Штаны на Саймоне все же есть. Футболки не хватает. Носков, обуви. А вот Изабель вообще развалилась в одном нижнем белье. Она открывает рот, чтобы вставить какую-то фразочку, но Алек гаркает так, что она тут же затыкается.
– На выход!
Саймон подбирает какую-то тряпку с пола, а Алек не отводит от него взгляд. Тот бросает что-то вроде: «Мне жаль, что ты это видел». И как только он проходит мимо, Алек прижимает его к дверному проему.
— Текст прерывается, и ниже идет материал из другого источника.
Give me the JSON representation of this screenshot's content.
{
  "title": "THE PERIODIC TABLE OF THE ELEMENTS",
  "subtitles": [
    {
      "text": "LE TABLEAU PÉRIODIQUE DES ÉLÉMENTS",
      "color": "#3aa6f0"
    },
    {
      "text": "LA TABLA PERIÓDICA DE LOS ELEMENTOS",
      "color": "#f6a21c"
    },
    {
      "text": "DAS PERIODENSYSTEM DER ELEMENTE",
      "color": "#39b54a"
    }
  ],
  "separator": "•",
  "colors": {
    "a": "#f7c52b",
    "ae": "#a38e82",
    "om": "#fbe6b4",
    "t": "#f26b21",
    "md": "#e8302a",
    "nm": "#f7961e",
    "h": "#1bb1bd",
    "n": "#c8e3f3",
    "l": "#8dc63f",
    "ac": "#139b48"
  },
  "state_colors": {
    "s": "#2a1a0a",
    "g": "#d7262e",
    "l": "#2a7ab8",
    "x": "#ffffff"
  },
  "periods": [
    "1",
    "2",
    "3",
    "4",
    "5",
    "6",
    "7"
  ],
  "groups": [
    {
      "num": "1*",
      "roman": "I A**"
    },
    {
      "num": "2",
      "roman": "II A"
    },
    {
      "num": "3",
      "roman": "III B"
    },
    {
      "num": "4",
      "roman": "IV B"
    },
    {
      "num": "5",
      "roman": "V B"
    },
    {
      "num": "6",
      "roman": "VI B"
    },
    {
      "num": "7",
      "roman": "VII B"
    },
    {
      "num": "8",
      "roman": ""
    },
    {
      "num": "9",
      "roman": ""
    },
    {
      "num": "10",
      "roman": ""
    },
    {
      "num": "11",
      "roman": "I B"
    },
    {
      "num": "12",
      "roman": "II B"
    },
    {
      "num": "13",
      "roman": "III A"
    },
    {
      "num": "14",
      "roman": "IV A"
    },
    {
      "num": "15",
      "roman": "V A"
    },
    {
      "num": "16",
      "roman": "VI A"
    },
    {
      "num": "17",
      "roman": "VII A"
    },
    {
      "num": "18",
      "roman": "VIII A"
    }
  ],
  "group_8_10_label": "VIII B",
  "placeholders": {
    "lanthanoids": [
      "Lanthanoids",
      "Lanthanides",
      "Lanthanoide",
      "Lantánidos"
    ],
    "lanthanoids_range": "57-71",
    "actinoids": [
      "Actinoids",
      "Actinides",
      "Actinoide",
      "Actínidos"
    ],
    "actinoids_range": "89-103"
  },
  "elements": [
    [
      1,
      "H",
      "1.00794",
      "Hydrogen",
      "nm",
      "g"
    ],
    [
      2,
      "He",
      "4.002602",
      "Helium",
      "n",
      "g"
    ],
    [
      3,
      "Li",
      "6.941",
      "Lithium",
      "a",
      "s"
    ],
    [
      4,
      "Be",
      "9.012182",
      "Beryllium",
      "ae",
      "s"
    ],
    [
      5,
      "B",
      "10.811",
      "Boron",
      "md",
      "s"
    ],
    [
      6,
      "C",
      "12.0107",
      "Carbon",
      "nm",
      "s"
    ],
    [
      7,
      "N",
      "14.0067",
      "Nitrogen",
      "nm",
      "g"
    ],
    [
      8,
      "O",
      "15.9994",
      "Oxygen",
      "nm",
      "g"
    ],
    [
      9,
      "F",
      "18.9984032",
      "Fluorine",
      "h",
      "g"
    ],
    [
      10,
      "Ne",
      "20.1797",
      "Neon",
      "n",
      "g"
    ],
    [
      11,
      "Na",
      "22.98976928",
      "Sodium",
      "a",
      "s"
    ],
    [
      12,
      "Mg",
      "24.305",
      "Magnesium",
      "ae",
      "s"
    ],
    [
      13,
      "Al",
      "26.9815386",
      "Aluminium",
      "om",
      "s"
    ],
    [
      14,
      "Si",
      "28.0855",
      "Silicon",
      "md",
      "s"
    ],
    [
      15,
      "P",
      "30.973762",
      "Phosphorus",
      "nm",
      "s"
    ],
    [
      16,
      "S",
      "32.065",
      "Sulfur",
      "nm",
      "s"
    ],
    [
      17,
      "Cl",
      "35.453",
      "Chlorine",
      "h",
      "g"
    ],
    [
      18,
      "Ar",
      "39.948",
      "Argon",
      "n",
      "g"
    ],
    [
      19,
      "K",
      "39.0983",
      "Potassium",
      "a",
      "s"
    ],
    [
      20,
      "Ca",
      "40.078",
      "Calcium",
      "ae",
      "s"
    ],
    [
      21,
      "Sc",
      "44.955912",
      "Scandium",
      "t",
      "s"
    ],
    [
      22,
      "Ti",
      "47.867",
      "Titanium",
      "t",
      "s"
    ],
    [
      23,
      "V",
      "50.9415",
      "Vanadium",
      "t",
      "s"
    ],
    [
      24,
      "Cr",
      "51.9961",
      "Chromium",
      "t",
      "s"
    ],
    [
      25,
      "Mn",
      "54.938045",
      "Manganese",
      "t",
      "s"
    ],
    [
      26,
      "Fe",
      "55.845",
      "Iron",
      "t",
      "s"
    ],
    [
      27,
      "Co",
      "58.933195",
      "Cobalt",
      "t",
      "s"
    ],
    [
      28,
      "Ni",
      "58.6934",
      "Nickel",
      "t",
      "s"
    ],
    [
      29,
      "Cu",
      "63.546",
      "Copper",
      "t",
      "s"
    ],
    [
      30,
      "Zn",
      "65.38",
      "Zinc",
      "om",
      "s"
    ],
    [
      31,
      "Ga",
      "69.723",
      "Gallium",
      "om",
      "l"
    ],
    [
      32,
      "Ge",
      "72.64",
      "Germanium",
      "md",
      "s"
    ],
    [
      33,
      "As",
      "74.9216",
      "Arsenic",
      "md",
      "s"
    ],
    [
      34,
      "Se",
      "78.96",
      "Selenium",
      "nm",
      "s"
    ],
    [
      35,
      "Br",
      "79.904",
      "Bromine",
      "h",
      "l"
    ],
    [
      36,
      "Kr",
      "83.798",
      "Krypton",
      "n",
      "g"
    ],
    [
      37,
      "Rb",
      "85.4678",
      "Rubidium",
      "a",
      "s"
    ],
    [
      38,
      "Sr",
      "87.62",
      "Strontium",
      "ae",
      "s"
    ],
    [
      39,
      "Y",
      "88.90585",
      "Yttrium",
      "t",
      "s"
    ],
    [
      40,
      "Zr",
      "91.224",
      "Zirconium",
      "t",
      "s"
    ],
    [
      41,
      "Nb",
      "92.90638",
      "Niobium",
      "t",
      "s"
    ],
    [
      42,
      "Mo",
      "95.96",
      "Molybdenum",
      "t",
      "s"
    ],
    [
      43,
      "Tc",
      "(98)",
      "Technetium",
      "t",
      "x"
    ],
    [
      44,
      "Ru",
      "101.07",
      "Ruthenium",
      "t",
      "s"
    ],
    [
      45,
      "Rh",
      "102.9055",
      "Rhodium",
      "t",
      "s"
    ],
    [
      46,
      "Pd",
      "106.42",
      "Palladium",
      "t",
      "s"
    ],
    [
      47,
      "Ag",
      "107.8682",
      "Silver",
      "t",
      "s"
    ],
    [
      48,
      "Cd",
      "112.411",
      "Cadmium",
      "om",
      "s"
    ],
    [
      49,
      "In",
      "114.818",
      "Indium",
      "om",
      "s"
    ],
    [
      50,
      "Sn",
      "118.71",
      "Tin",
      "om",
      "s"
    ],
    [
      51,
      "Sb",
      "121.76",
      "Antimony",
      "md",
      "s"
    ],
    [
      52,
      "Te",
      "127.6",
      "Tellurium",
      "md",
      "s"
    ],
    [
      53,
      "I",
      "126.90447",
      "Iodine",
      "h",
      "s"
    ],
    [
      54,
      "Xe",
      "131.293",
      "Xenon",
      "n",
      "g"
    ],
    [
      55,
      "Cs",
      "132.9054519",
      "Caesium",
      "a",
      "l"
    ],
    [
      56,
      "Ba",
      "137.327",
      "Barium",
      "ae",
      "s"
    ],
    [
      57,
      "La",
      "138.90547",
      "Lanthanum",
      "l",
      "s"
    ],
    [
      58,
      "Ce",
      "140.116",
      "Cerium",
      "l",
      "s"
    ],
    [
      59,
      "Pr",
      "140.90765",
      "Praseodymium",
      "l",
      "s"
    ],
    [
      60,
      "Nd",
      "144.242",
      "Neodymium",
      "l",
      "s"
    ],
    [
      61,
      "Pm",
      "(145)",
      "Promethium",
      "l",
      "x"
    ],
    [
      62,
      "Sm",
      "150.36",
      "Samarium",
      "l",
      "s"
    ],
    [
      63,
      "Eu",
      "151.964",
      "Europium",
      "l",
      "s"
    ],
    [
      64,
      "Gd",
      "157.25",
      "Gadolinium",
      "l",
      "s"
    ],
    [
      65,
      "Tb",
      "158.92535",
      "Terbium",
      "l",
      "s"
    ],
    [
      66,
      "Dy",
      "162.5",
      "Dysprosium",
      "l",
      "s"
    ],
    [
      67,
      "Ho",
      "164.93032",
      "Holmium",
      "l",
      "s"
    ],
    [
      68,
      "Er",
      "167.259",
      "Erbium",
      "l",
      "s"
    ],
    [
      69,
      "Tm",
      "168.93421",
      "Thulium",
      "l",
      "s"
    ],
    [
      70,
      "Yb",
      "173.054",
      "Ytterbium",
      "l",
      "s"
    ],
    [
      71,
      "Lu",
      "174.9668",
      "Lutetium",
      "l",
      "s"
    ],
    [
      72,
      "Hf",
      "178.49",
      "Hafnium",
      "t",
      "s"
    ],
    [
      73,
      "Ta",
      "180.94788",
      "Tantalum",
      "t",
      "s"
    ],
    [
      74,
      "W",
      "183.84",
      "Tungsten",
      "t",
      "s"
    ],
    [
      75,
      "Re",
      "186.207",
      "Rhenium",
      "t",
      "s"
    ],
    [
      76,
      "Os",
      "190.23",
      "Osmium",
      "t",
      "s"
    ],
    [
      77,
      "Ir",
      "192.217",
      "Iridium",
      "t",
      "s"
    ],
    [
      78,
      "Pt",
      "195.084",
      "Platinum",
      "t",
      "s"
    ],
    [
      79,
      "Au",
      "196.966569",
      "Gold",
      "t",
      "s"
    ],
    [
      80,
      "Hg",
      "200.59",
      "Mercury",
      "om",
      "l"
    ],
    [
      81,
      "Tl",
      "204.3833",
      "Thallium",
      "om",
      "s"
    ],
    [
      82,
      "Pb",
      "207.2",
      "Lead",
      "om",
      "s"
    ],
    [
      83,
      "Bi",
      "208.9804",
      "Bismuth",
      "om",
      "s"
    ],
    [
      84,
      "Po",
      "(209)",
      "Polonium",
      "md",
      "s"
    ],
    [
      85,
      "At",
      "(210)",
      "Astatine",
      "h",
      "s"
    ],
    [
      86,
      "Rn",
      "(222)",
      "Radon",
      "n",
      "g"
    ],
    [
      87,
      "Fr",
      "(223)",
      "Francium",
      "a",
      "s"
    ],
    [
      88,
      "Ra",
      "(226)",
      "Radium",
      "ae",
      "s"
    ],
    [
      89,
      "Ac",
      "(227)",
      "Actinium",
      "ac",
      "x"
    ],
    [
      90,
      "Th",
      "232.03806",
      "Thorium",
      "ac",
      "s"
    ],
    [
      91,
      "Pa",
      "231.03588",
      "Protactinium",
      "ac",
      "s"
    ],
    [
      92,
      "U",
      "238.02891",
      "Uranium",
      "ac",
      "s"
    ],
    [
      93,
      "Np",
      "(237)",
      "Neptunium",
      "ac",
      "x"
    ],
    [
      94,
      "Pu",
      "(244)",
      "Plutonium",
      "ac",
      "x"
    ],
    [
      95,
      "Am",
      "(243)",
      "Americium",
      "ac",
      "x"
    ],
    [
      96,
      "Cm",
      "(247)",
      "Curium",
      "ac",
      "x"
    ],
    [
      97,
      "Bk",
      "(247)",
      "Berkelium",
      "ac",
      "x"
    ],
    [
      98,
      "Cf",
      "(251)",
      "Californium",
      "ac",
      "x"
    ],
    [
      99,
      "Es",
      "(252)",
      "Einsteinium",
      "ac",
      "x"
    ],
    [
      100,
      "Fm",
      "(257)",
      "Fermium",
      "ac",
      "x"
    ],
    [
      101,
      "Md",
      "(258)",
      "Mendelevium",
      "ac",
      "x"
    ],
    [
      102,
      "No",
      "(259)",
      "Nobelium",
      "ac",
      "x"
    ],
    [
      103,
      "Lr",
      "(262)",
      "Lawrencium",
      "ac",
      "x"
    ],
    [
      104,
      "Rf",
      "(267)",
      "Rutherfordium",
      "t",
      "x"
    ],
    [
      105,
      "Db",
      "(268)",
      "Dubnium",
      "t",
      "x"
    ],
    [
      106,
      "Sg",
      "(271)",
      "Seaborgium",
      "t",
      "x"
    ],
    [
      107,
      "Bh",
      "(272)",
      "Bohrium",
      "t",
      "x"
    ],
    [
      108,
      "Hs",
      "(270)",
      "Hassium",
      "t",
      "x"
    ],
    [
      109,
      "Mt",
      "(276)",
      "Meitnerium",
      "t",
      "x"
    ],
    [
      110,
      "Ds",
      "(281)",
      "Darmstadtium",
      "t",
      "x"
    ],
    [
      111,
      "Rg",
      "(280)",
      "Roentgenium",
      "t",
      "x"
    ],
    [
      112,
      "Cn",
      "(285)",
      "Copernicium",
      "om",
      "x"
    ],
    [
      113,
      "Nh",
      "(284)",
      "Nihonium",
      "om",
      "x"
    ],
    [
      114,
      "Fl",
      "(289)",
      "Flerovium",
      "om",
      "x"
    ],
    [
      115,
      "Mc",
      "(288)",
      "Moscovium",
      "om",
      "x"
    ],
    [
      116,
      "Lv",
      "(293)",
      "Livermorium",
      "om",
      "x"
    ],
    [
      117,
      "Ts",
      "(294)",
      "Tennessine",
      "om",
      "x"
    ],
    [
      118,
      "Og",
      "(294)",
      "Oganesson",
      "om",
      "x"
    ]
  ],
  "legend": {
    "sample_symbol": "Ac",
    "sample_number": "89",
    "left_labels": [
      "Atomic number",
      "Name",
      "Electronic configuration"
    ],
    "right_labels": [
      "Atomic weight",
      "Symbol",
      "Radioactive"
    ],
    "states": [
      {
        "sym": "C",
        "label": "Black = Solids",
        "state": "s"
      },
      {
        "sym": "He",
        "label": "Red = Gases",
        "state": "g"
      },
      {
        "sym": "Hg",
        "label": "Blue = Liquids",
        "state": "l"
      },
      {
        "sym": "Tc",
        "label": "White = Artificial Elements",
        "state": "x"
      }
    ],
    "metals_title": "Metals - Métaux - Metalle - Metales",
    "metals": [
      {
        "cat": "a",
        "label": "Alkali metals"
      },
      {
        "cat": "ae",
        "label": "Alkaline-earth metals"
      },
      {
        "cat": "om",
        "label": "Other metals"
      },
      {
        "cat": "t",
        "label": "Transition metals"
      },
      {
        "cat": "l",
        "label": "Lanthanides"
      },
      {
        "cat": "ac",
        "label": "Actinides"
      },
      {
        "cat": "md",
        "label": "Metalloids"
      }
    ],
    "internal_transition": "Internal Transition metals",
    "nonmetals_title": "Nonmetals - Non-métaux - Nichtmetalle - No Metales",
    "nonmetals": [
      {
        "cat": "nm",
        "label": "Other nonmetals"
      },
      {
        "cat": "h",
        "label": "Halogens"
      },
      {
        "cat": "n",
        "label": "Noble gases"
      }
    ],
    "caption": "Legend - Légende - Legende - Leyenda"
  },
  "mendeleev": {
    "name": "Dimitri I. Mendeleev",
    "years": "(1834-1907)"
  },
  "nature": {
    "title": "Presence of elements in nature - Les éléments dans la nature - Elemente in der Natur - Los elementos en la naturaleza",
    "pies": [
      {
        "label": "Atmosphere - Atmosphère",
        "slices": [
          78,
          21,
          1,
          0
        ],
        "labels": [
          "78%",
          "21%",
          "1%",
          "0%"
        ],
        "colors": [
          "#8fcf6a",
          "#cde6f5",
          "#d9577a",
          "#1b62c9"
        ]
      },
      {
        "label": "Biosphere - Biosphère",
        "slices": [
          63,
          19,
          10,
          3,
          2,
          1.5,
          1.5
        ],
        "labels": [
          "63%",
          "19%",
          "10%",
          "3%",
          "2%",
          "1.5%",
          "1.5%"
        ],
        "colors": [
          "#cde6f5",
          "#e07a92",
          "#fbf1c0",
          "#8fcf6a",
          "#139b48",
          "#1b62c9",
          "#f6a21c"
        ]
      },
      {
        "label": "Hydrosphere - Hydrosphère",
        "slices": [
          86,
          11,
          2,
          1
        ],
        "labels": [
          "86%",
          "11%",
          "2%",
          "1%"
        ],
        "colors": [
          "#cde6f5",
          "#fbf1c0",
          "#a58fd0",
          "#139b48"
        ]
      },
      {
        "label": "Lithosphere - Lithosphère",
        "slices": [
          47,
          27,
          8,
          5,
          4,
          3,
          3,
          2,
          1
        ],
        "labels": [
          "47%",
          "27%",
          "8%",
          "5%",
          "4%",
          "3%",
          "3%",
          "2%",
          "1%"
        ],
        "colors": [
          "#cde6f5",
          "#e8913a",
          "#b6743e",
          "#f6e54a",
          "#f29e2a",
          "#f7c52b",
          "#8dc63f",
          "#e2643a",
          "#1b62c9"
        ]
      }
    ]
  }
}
Цедит сквозь зубы достаточно тихо, чтобы сестра не слышала:
– Только попробуй попользоваться ей, когда взбредет в голову.
И отпускает моментально.
Изабель смеется. Стоит Алеку закрыть дверь, как она заливается смехом. Таким, что что-то ему не нравится в этом смехе. Он видит, как красная помада размазалась по краям. И когда подходит к ней, то чувствует злость ничуть не меньше.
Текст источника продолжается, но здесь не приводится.